La fermeture des frontières nigérianes est un sujet omniprésent dans les médias depuis le 20 août dernier. La raison qui sous-tend une telle mesure selon Abuja, c’est la lutte contre la contrebande d’essence et de riz. Il faut dire que le président nigérian Muhammadu Buhari avait déjà interdit l’importation de riz dans le pays en 2015 avant de faire machine arrière quelques mois plus tard.
On se demande donc pourquoi il est déterminé cette fois-ci. Pour l’universitaire béninois John Igué, l’eau a coulé sous les ponts depuis 2015. Aujourd’hui, le Nigéria a mis en place un vaste programme de développement de sa production de riz géré notamment par le milliardaire Aliko Dangote. Or, le riz importé du Bénin qui l’importe lui-même d’Asie est moins cher et fait baisser le prix à la consommation. Le président Buhari subit donc la pression des hommes d’affaires de son pays, explique M Igué dans les colonnes d’un média français.
« Aujourd’hui de plus en plus de commerçants béninois font passer leurs marchandises par la mer »
L’autre raison qui justifie cette mesure prise par Abuja, c’est la qualité même du riz en provenance du Bénin. Il est souvent nutritionnellement pauvre. Ce que les nigérians affectionnent de moins en moins, souligne le professeur d’université. Le président du laboratoire d’analyse régionale et d’expertise sociale rappelle à toutes fins utiles que le Nigéria a toujours eu une politique économique plus ou moins protectionniste mais la production locale de riz ne suffit toujours pas à nourrir ce pays qui est le plus peuplé du continent avec 200 millions d’habitants.
Le géant voisin de l’Est est le deuxième importateur de riz au monde derrière la Chine. Donc en verrouillant les frontières de son pays le locataire d’Aso Rock (palais présidentiel nigérian) a « renforcé le phénomène de la contrebande » estime John Igué. « Aujourd’hui de plus en plus de commerçants béninois font passer leurs marchandises par la mer » ajoute l’ancien ministre béninois qui fait remarquer qu’il y a seulement une dizaine de points de passage officiels fermés.

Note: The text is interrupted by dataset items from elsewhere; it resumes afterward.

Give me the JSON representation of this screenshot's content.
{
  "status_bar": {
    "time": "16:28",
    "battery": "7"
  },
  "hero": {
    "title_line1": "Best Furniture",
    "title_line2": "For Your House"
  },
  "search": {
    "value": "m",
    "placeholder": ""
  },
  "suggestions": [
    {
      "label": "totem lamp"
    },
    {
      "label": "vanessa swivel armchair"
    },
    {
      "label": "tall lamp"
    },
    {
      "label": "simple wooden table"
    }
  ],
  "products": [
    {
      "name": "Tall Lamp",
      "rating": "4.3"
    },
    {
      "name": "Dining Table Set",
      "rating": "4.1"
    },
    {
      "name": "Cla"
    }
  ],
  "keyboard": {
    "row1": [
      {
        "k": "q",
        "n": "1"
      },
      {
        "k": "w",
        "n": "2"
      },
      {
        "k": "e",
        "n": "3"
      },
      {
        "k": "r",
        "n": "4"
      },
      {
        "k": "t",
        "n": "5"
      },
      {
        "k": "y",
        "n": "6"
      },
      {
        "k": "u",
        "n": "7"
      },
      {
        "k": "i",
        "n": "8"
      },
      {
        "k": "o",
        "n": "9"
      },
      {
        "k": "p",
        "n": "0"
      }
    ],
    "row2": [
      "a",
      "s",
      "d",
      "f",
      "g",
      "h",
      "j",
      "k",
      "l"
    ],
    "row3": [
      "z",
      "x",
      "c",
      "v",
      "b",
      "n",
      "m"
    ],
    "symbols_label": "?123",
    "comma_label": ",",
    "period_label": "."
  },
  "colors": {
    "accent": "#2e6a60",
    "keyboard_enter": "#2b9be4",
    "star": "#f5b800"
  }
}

La fermeture des frontières contredit la Zlec
La frontière longue de 800 mètres est poreuse et compliquée à surveiller. « Il y a encore beaucoup de possibilités de contourner cette fermeture » assure-t-il. L’homme a par ailleurs indiqué qu’il craignait pour la zone de libre-échange continentale avec cette mesure des autorités nigérianes. « La fermeture des frontières contredit évidemment le principe de libre-circulation des personnes et des biens que le Nigéria a d’abord signé avec la Cédéao, puis avec la Zlec » a-t-il déclaré.
Le béninois invite les deux pays à s’entendre parce qu’ils n’ont pas « d’autres choix ». Le président nigérian doit savoir que les relations commerciales entre le Bénin et le Nigéria sont séculaires et qu’il y a les mêmes ethnies des deux côtés de la frontière qui travaillent en bonne intelligence. « Cette survivance des activités traditionnelles ne devrait pas être associée à la contrebande »estime M Igué.

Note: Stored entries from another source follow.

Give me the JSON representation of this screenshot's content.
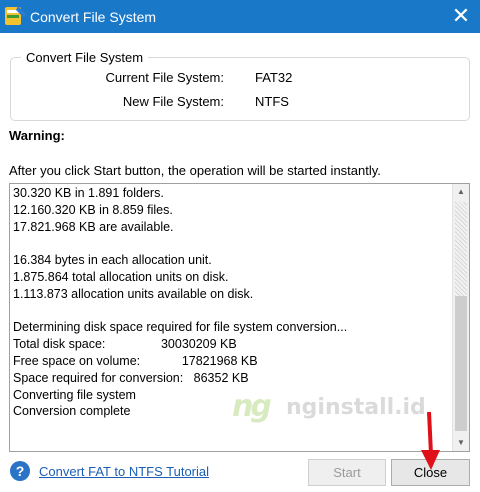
{
  "window": {
    "title": "Convert File System"
  },
  "group": {
    "legend": "Convert File System",
    "current_label": "Current File System:",
    "current_value": "FAT32",
    "new_label": "New File System:",
    "new_value": "NTFS"
  },
  "warning": {
    "title": "Warning:",
    "text": "After you click Start button, the operation will be started instantly."
  },
  "log": {
    "lines": [
      "30.320 KB in 1.891 folders.",
      "12.160.320 KB in 8.859 files.",
      "17.821.968 KB are available.",
      "",
      "16.384 bytes in each allocation unit.",
      "1.875.864 total allocation units on disk.",
      "1.113.873 allocation units available on disk.",
      "",
      "Determining disk space required for file system conversion...",
      "Total disk space:                30030209 KB",
      "Free space on volume:            17821968 KB",
      "Space required for conversion:   86352 KB",
      "Converting file system",
      "Conversion complete"
    ]
  },
  "watermark": {
    "logo": "ng",
    "text": "nginstall.id"
  },
  "footer": {
    "help_link": "Convert FAT to NTFS Tutorial",
    "start_label": "Start",
    "close_label": "Close"
  },
  "colors": {
    "titlebar": "#1a78c8",
    "link": "#1a5fb4",
    "arrow": "#e0101a"
  },
  "icons": {
    "app": "partition-tool-icon",
    "close": "close-icon",
    "help": "help-circle-icon"
  }
}
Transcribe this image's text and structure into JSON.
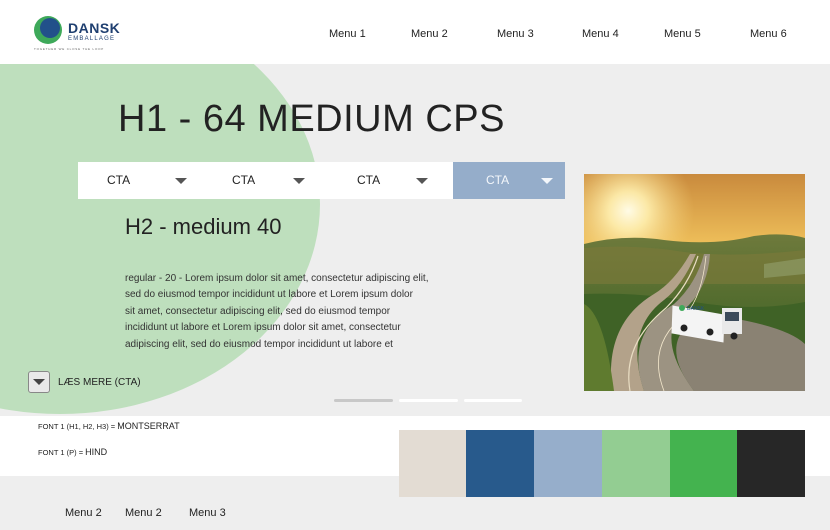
{
  "header": {
    "logo": {
      "word1": "DANSK",
      "word2": "EMBALLAGE",
      "tagline": "TOGETHER WE CLOSE THE LOOP",
      "colors": {
        "circle_front": "#22508a",
        "circle_back": "#3ea95a"
      }
    },
    "nav": [
      "Menu 1",
      "Menu 2",
      "Menu 3",
      "Menu 4",
      "Menu 5",
      "Menu 6"
    ]
  },
  "hero": {
    "title": "H1 - 64 MEDIUM CPS",
    "ctas": [
      {
        "label": "CTA",
        "active": false
      },
      {
        "label": "CTA",
        "active": false
      },
      {
        "label": "CTA",
        "active": false
      },
      {
        "label": "CTA",
        "active": true
      }
    ],
    "subtitle": "H2 - medium 40",
    "body_lines": [
      "regular - 20 - Lorem ipsum dolor sit amet, consectetur adipiscing elit,",
      "sed do eiusmod tempor incididunt ut labore et  Lorem ipsum dolor",
      "sit amet, consectetur adipiscing elit, sed do eiusmod tempor",
      "incididunt ut labore et  Lorem ipsum dolor sit amet, consectetur",
      "adipiscing elit, sed do eiusmod tempor incididunt ut labore et"
    ],
    "image": {
      "subject": "truck-on-highway-sunset",
      "truck_text": "DANSK"
    },
    "read_more": "LÆS MERE (CTA)",
    "carousel": {
      "slides": 3,
      "active_index": 0
    }
  },
  "fonts": {
    "font1": {
      "label": "FONT 1 (H1, H2, H3) = ",
      "value": "MONTSERRAT"
    },
    "font2": {
      "label": "FONT 1 (P) = ",
      "value": "HIND"
    }
  },
  "palette": [
    "#e3dcd3",
    "#285a8c",
    "#96aecb",
    "#93cd92",
    "#44b34f",
    "#272727"
  ],
  "footer": {
    "nav": [
      "Menu 2",
      "Menu 2",
      "Menu 3"
    ]
  }
}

Les députés béninois interrogent le ministre Agbénonci sur la fermeture des frontières nigérianes
Selon ses explications, les études ont prouvé que ce que nous appelons « contrebande » est le résultat des stratégies individuelles pour pallier des systèmes économiques défaillants. « Ces échanges dits « informels » entre les deux pays sont indispensables pour satisfaire les besoins des populations en denrées de première nécessité comme le carburant ou le riz » fait savoir l’universitaire béninois.